Q.: In June 2002, the House of Commons Select Committee on European Scrutiny recommended a fifteen day "cooling-off" period for governments and national legislatures to consider proposed Political Agreements before those Agreements became final. If such a "cooling off" period is a good idea for timeshare purhases, is it not an even better idea for key pieces of European legislation? In the committee's view, ending the culture of last minute "ambush amendments" would lead to fewer ill-drafted and ill-considered pieces of legislation. Does the Government agree?
Directive structure
Q. Pensions Benefit System
Program Claims
Q: Program Claims
Some suggestions from a Groklaw respondent, 2004-11-09
Authored by: Anonymous on Tuesday, November 16 2004 @ 10:38 PM EST Questions to ask the UK patent office (#1 is particularly good):
1. European patents have already been issued (illegally) for many things which are pure software, are obvious and unoriginal to anyone skilled in the field, and generally fail all the requirements which you claim the directive contains.
See the FFII's Webshop example at http://webshop.ffii.org/. #8 and #17 are arguably inventions of some sort, but the others are 100% obvious to any programmer, containing no invention at all, and most of them consist of software to support business methods.
Will the UK patent office be advocating to have those patents revoked immediately? If not, how is its position anything but pure hypocrisy?
2. Given that
- the US authorities have shown absolutely no ability to distinguish between software patents which are actually new and inventive and those without;
- European patents have already been issued (illegally) for things which are clearly obvious to anyone skilled in the field (see the webshop example from the FFII);
- How can you possibly avoid the massive slide in patent quality which seems to be inevitable when software patents are allowed?
3. All conceivable patents on software can be construed to contain a "technical contribution", for the same reason that all programs can be construed as "computer-implemented inventions": because the purpose of all software is to control hardware. This is not, therefore, a clear test or a substantive restriction. Why do you claim that it is? Why not put in an actual clear test or substantive restriction?
4. You claim that the Directive will not create a system like that in the US because of this "technical contribution" restriction. However, exactly the same restriction is present historically in US case law. First a computer-implemented invention, containing a software component, was allowed to be patented. Then judges were unable to make a distinction between that and other software patents, and over the course of several cases, all restrictions vanished. The Directive contains nothing to prevent this, since it follows essentially the US form. Do you have any plans to prevent this, and if so how?
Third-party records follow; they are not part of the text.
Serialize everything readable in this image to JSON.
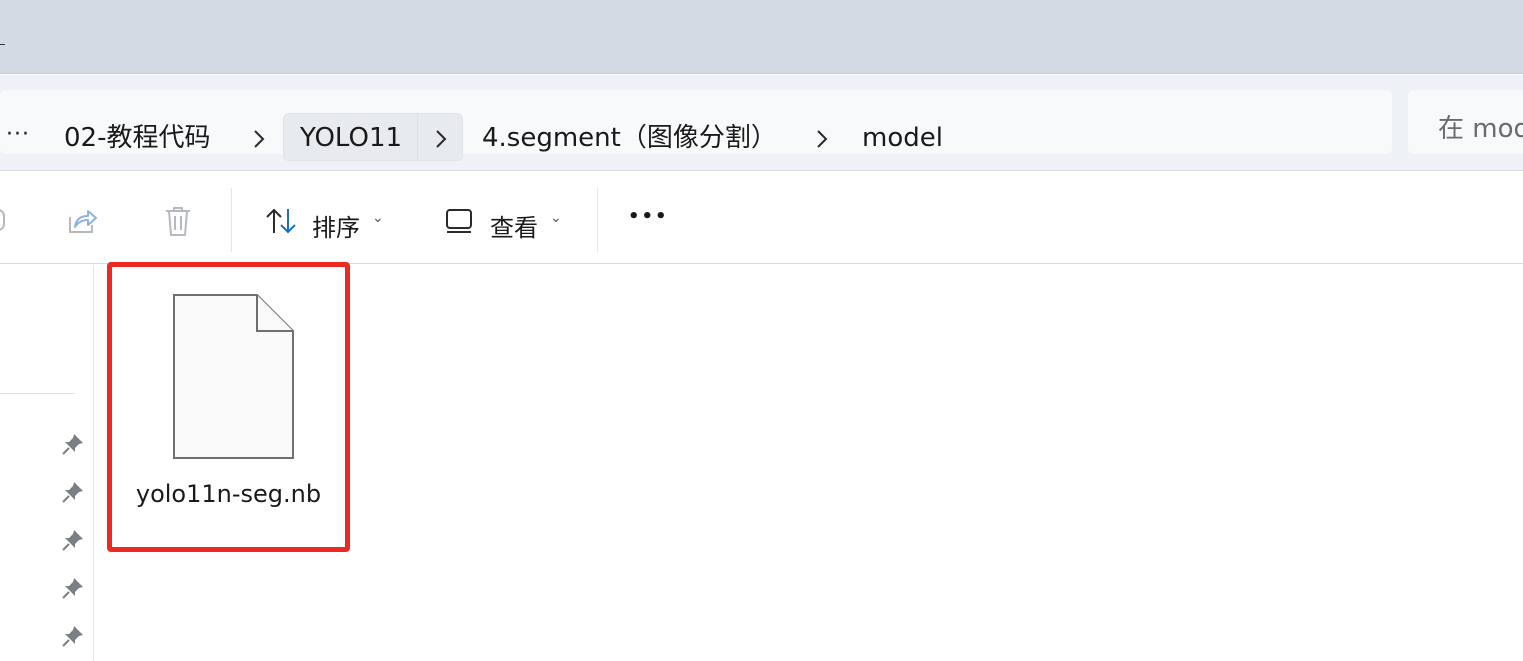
{
  "breadcrumb": {
    "more": "···",
    "items": [
      {
        "label": "02-教程代码"
      },
      {
        "label": "YOLO11"
      },
      {
        "label": "4.segment（图像分割）"
      },
      {
        "label": "model"
      }
    ],
    "separator": "›"
  },
  "search": {
    "placeholder": "在 mod"
  },
  "toolbar": {
    "sort_label": "排序",
    "view_label": "查看",
    "more_label": "•••",
    "caret": "⌄"
  },
  "files": [
    {
      "name": "yolo11n-seg.nb",
      "selected": true
    }
  ],
  "colors": {
    "highlight": "#ec2a22",
    "titlebar": "#d3dae3"
  }
}
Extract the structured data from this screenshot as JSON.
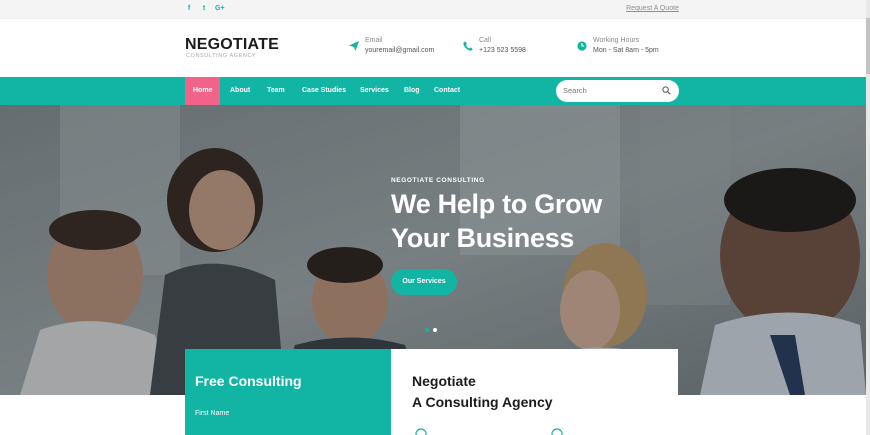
{
  "topbar": {
    "socials": [
      {
        "icon": "facebook-icon",
        "glyph": "f"
      },
      {
        "icon": "twitter-icon",
        "glyph": "t"
      },
      {
        "icon": "google-plus-icon",
        "glyph": "G+"
      }
    ],
    "quote_link": "Request A Quote"
  },
  "brand": {
    "name": "NEGOTIATE",
    "tagline": "CONSULTING AGENCY"
  },
  "contact": {
    "email": {
      "label": "Email",
      "value": "youremail@gmail.com",
      "icon": "paper-plane-icon"
    },
    "call": {
      "label": "Call",
      "value": "+123 523 5598",
      "icon": "phone-icon"
    },
    "hours": {
      "label": "Working Hours",
      "value": "Mon - Sat 8am - 5pm",
      "icon": "clock-icon"
    }
  },
  "nav": {
    "items": [
      "Home",
      "About",
      "Team",
      "Case Studies",
      "Services",
      "Blog",
      "Contact"
    ],
    "active": "Home",
    "search_placeholder": "Search"
  },
  "hero": {
    "subtitle": "NEGOTIATE CONSULTING",
    "title_line1": "We Help to Grow",
    "title_line2": "Your Business",
    "button": "Our Services",
    "slide_count": 2,
    "active_slide": 2
  },
  "consulting": {
    "title": "Free Consulting",
    "field_label": "First Name"
  },
  "about": {
    "line1": "Negotiate",
    "line2": "A Consulting Agency"
  },
  "colors": {
    "accent": "#12b5a4",
    "active_nav": "#f2638a",
    "text_dark": "#1c1c1c"
  }
}
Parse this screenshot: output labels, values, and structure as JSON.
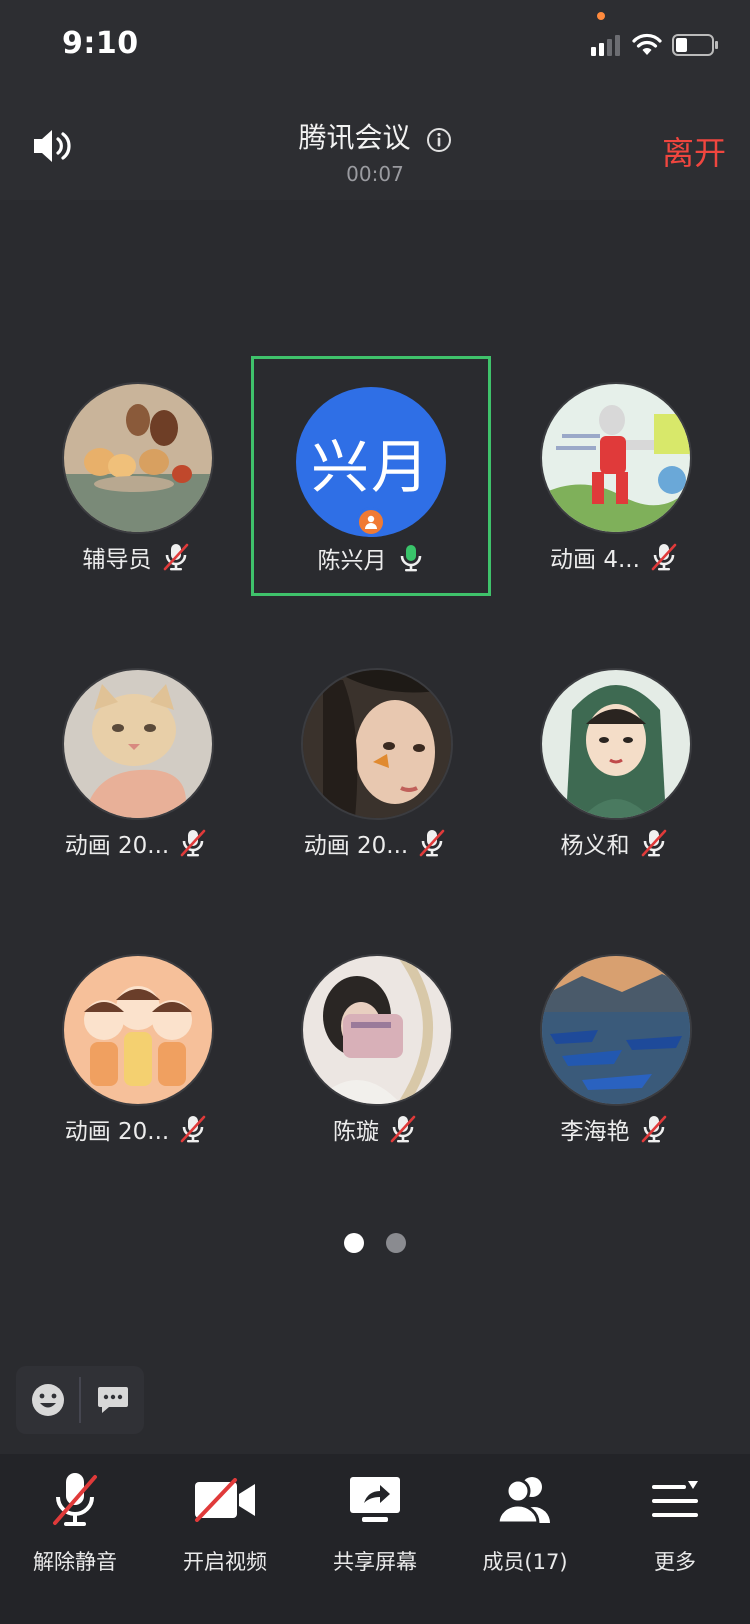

4. FLOSS software exists in the US mainly because software patents are not actively enforced against it. If all the US software patents were actively enforced, essentially all FLOSS software would be legally unusable in the US. Since the directive establishes the same rules which are officially present in the US (see #4), it will likely create the same situation. Yet you claim "Open source software has thrived under the current patent system and the Directive won't change this." Do you believe that existing under constant threat of legal action from rent-seekers and would-be monopolists who have performed no innovation is "thriving"?
5. The European Parliament proposed sensible, democratically supported amendments. Yet the Directive does not contain these. Why is the UK government advocating against the democratically chosen will of the European people, and thereby against democratic control of the EU institutions?